Summary of Compensation Arrangements
With Non-Management Directors

Non-management Directors are paid annual retainers, a portion of which is paid in cash and a portion of which is paid in restricted stock and/or restricted stock units. They are also paid an attendance fee, and reimbursed expenses, for each Board meeting. The annual retainer, the portion of the annual retainer paid in restricted stock and/or restricted stock units, and the attendance fee, are determined by or upon the recommendation of the Corporate Governance and Nominating Committee, and are set forth in the Company's proxy statement each year.

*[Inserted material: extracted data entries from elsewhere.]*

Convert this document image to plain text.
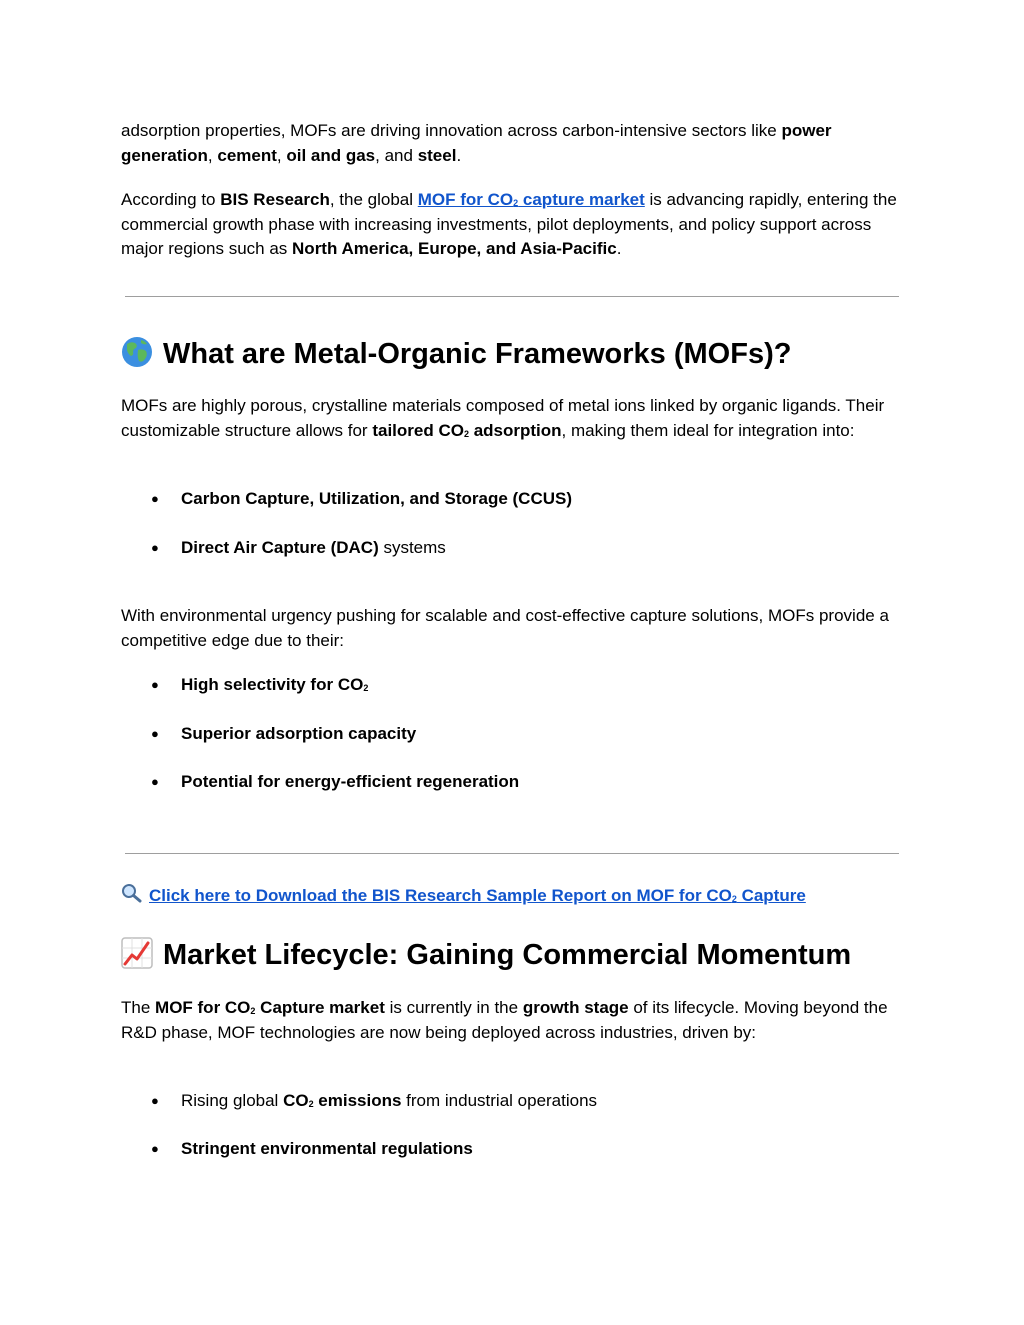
adsorption properties, MOFs are driving innovation across carbon-intensive sectors like power generation, cement, oil and gas, and steel.

According to BIS Research, the global MOF for $CO_2$ capture market is advancing rapidly, entering the commercial growth phase with increasing investments, pilot deployments, and policy support across major regions such as North America, Europe, and Asia-Pacific.

What are Metal-Organic Frameworks (MOFs)?

MOFs are highly porous, crystalline materials composed of metal ions linked by organic ligands. Their customizable structure allows for tailored $CO_2$ adsorption, making them ideal for integration into:

● Carbon Capture, Utilization, and Storage (CCUS)
● Direct Air Capture (DAC) systems

With environmental urgency pushing for scalable and cost-effective capture solutions, MOFs provide a competitive edge due to their:

● High selectivity for $CO_2$
● Superior adsorption capacity
● Potential for energy-efficient regeneration

Click here to Download the BIS Research Sample Report on MOF for $CO_2$ Capture

Market Lifecycle: Gaining Commercial Momentum

The MOF for $CO_2$ Capture market is currently in the growth stage of its lifecycle. Moving beyond the R&D phase, MOF technologies are now being deployed across industries, driven by:

● Rising global $CO_2$ emissions from industrial operations
● Stringent environmental regulations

The Lead Independent Director and the Committee Chairs are paid annual retainers. All Committee members are paid an attendance fee, and reimbursed expenses, for each Committee meeting. The Lead Independent Director and Chair annual retainers, and the Committee attendance fees, are also determined by or upon the recommendation of the Corporate Governance and Nominating Committee, and are set forth in the Company's proxy statement each year.

Directors may elect to defer all or a part of their cash compensation under the Company's Deferred Compensation Plan for Non-Employee Directors.
 
Directors who assumed office prior to June 4, 2002 were eligible for the Company's Continuing Compensation Plan for Non-Management Directors. Because each eligible Director has served at least ten years, he or she will, after the later of termination of service as a Director or age 72, receive for life an amount equal to the annual $30,000 cash retainer for non-management Directors in effect on June 4, 2002. In the event that service as a covered Director terminates because of death, the benefit will be paid to the surviving spouse for five years.

As part of the Company's overall charitable contributions practice, the Company may, in the sole and absolute discretion of the Board and its Committees, make a charitable contribution in the names of Emerson and a Director upon his or her retirement from the Board (as determined by the Board and its committees), taking into account such Director's tenure on the Board, his or her accomplishments and service on the Board, and other relevant factors.